Bae has been suffering from asthma for the past seven years and lives on welfare. The camp town women have compared themselves to the so-called "comfort women" of Japan, who have won widespread public sympathy for being forced into prostitution by the Japanese during World War II.


A view of a night life district near Osan Air Base, an American military base, in Pyeongtaek. These days, camp towns still exist, but few Koreans work there; Filipinas and some Russians replaced them as the South Korean economy took off.



About twenty of the former sex workers attend services weekly at the Sunlit Sisters' Center in Pyeongtaek. The center advocates the rights of camp town women, many of whom live in poverty, isolated from mainstream society and missing their mixed-blood children who were put up for adoption overseas.



Jeon, 71, returning home with a cart of recyclables. She lives on welfare checks and earns a little selling scrap cardboard from other people's trash.

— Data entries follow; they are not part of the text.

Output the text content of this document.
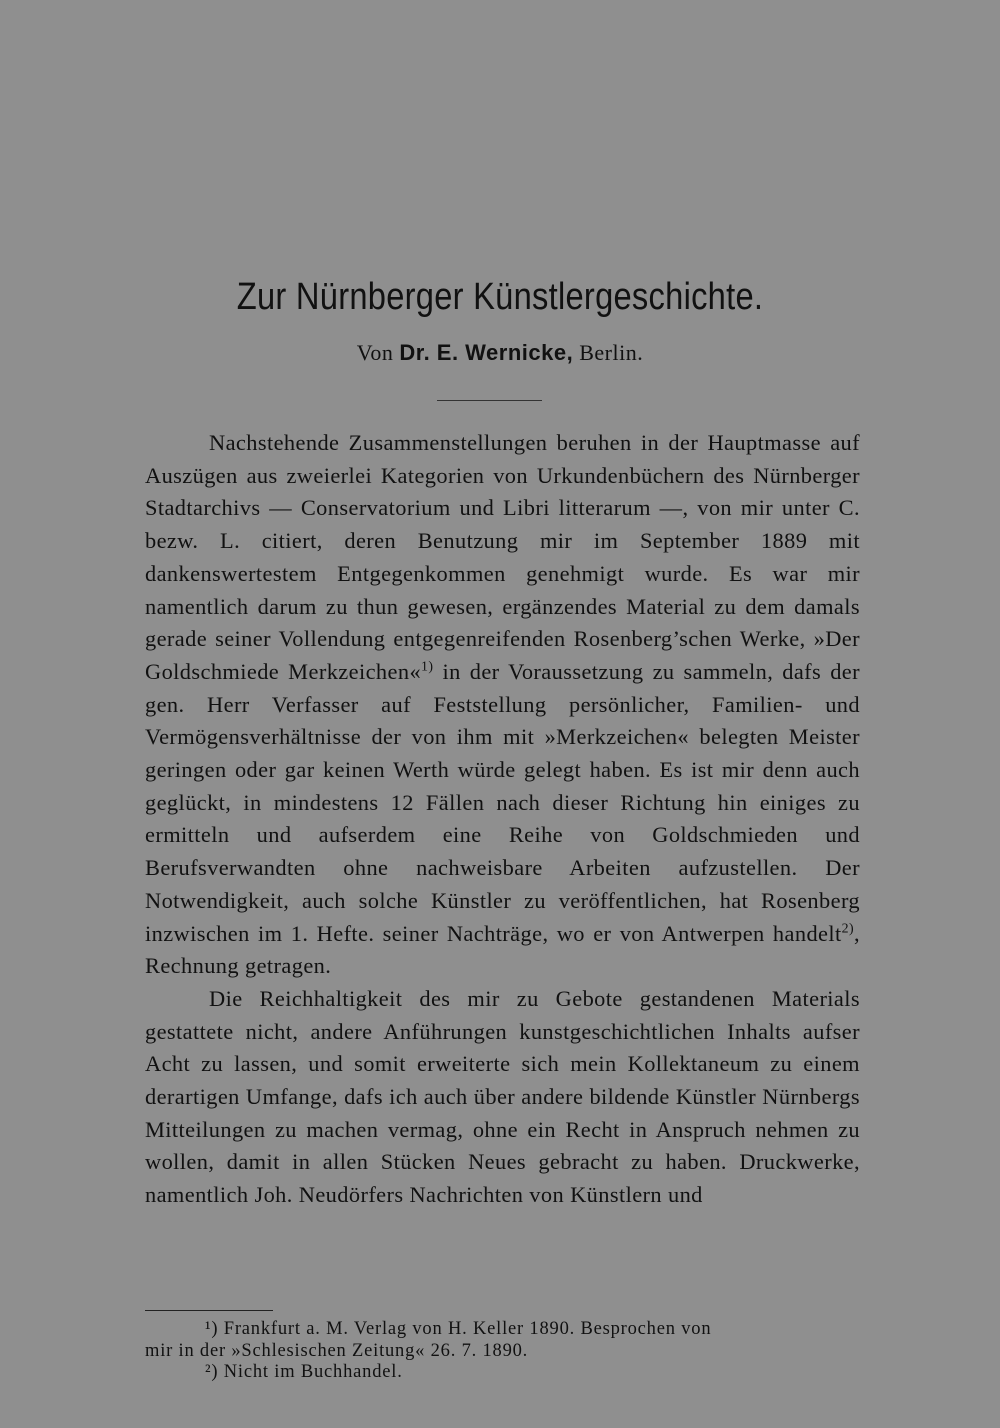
Zur Nürnberger Künstlergeschichte.
Von Dr. E. Wernicke, Berlin.

Nachstehende Zusammenstellungen beruhen in der Hauptmasse auf Auszügen aus zweierlei Kategorien von Urkundenbüchern des Nürnberger Stadtarchivs — Conservatorium und Libri litterarum —, von mir unter C. bezw. L. citiert, deren Benutzung mir im September 1889 mit dankenswertestem Entgegenkommen genehmigt wurde. Es war mir namentlich darum zu thun gewesen, ergänzendes Material zu dem damals gerade seiner Vollendung entgegenreifenden Rosenberg’schen Werke, »Der Goldschmiede Merkzeichen«$^{1)}$ in der Voraussetzung zu sammeln, dafs der gen. Herr Verfasser auf Feststellung persönlicher, Familien- und Vermögensverhältnisse der von ihm mit »Merkzeichen« belegten Meister geringen oder gar keinen Werth würde gelegt haben. Es ist mir denn auch geglückt, in mindestens 12 Fällen nach dieser Richtung hin einiges zu ermitteln und aufserdem eine Reihe von Goldschmieden und Berufsverwandten ohne nachweisbare Arbeiten aufzustellen. Der Notwendigkeit, auch solche Künstler zu veröffentlichen, hat Rosenberg inzwischen im 1. Hefte. seiner Nachträge, wo er von Antwerpen handelt$^{2)}$, Rechnung getragen.

Die Reichhaltigkeit des mir zu Gebote gestandenen Materials gestattete nicht, andere Anführungen kunstgeschichtlichen Inhalts aufser Acht zu lassen, und somit erweiterte sich mein Kollektaneum zu einem derartigen Umfange, dafs ich auch über andere bildende Künstler Nürnbergs Mitteilungen zu machen vermag, ohne ein Recht in Anspruch nehmen zu wollen, damit in allen Stücken Neues gebracht zu haben. Druckwerke, namentlich Joh. Neudörfers Nachrichten von Künstlern und

¹) Frankfurt a. M. Verlag von H. Keller 1890. Besprochen von

mir in der »Schlesischen Zeitung« 26. 7. 1890.

²) Nicht im Buchhandel.
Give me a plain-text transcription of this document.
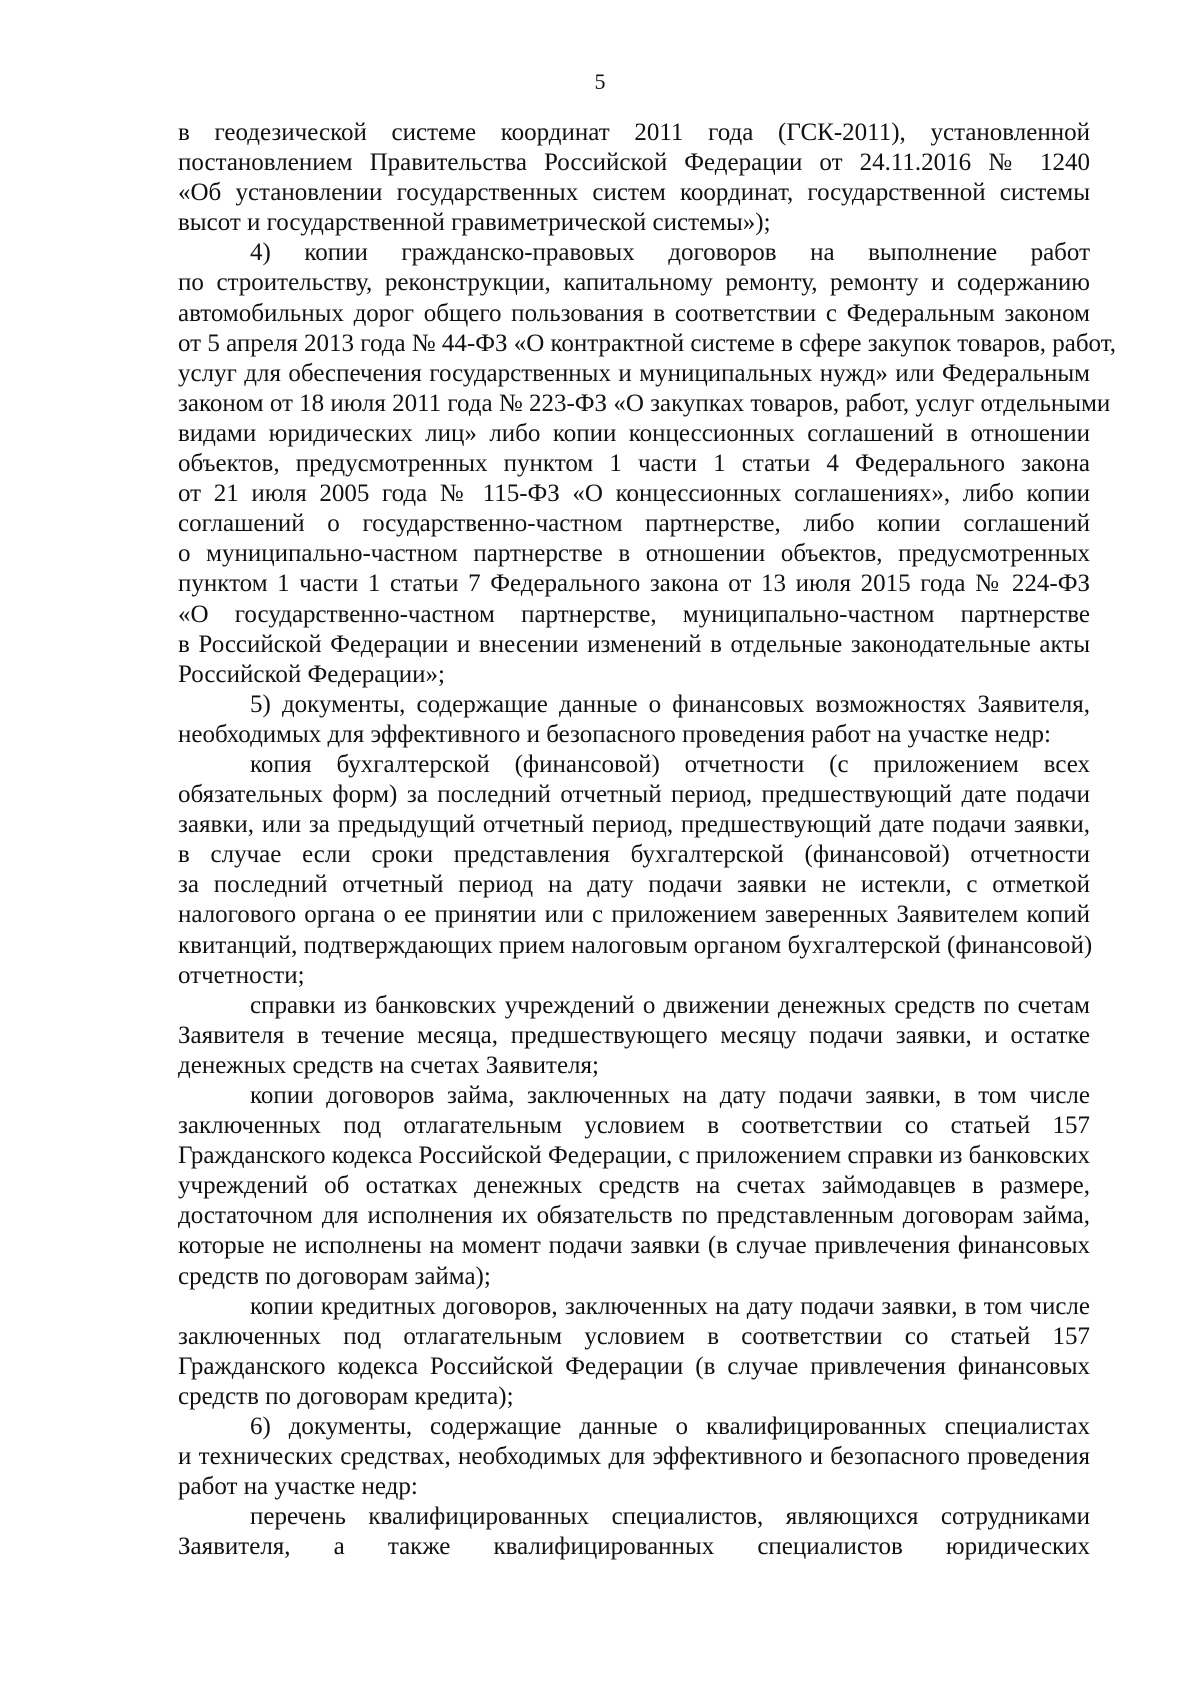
5
в геодезической системе координат 2011 года (ГСК-2011), установленной
постановлением Правительства Российской Федерации от 24.11.2016 № 1240
«Об установлении государственных систем координат, государственной системы
высот и государственной гравиметрической системы»);
4) копии гражданско-правовых договоров на выполнение работ
по строительству, реконструкции, капитальному ремонту, ремонту и содержанию
автомобильных дорог общего пользования в соответствии с Федеральным законом
от 5 апреля 2013 года № 44-ФЗ «О контрактной системе в сфере закупок товаров, работ,
услуг для обеспечения государственных и муниципальных нужд» или Федеральным
законом от 18 июля 2011 года № 223-ФЗ «О закупках товаров, работ, услуг отдельными
видами юридических лиц» либо копии концессионных соглашений в отношении
объектов, предусмотренных пунктом 1 части 1 статьи 4 Федерального закона
от 21 июля 2005 года № 115-ФЗ «О концессионных соглашениях», либо копии
соглашений о государственно-частном партнерстве, либо копии соглашений
о муниципально-частном партнерстве в отношении объектов, предусмотренных
пунктом 1 части 1 статьи 7 Федерального закона от 13 июля 2015 года № 224-ФЗ
«О государственно-частном партнерстве, муниципально-частном партнерстве
в Российской Федерации и внесении изменений в отдельные законодательные акты
Российской Федерации»;
5) документы, содержащие данные о финансовых возможностях Заявителя,
необходимых для эффективного и безопасного проведения работ на участке недр:
копия бухгалтерской (финансовой) отчетности (с приложением всех
обязательных форм) за последний отчетный период, предшествующий дате подачи
заявки, или за предыдущий отчетный период, предшествующий дате подачи заявки,
в случае если сроки представления бухгалтерской (финансовой) отчетности
за последний отчетный период на дату подачи заявки не истекли, с отметкой
налогового органа о ее принятии или с приложением заверенных Заявителем копий
квитанций, подтверждающих прием налоговым органом бухгалтерской (финансовой)
отчетности;
справки из банковских учреждений о движении денежных средств по счетам
Заявителя в течение месяца, предшествующего месяцу подачи заявки, и остатке
денежных средств на счетах Заявителя;
копии договоров займа, заключенных на дату подачи заявки, в том числе
заключенных под отлагательным условием в соответствии со статьей 157
Гражданского кодекса Российской Федерации, с приложением справки из банковских
учреждений об остатках денежных средств на счетах займодавцев в размере,
достаточном для исполнения их обязательств по представленным договорам займа,
которые не исполнены на момент подачи заявки (в случае привлечения финансовых
средств по договорам займа);
копии кредитных договоров, заключенных на дату подачи заявки, в том числе
заключенных под отлагательным условием в соответствии со статьей 157
Гражданского кодекса Российской Федерации (в случае привлечения финансовых
средств по договорам кредита);
6) документы, содержащие данные о квалифицированных специалистах
и технических средствах, необходимых для эффективного и безопасного проведения
работ на участке недр:
перечень квалифицированных специалистов, являющихся сотрудниками
Заявителя, а также квалифицированных специалистов юридических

She had a son in the 1960s, but became convinced he would have a better future in the United States and gave him up for adoption when he was 13. About 10 years ago, her son, a U.S. soldier, returned to visit. She told him to forget her. "I failed as a mother," she said. "I have no right to depend on him now."



The women received some support for their claims. In 1960, two South Korean lawmakers urged the government to train a supply of prostitutes for Allied soldiers who protected South Korea from the communist North. And in 1977, a lawmaker urged the government to portray the prostitutes as "women warriors" to acknowledge their contributions to the Korean economy. Left, Bae holding a picture of herself when she was 29 years old.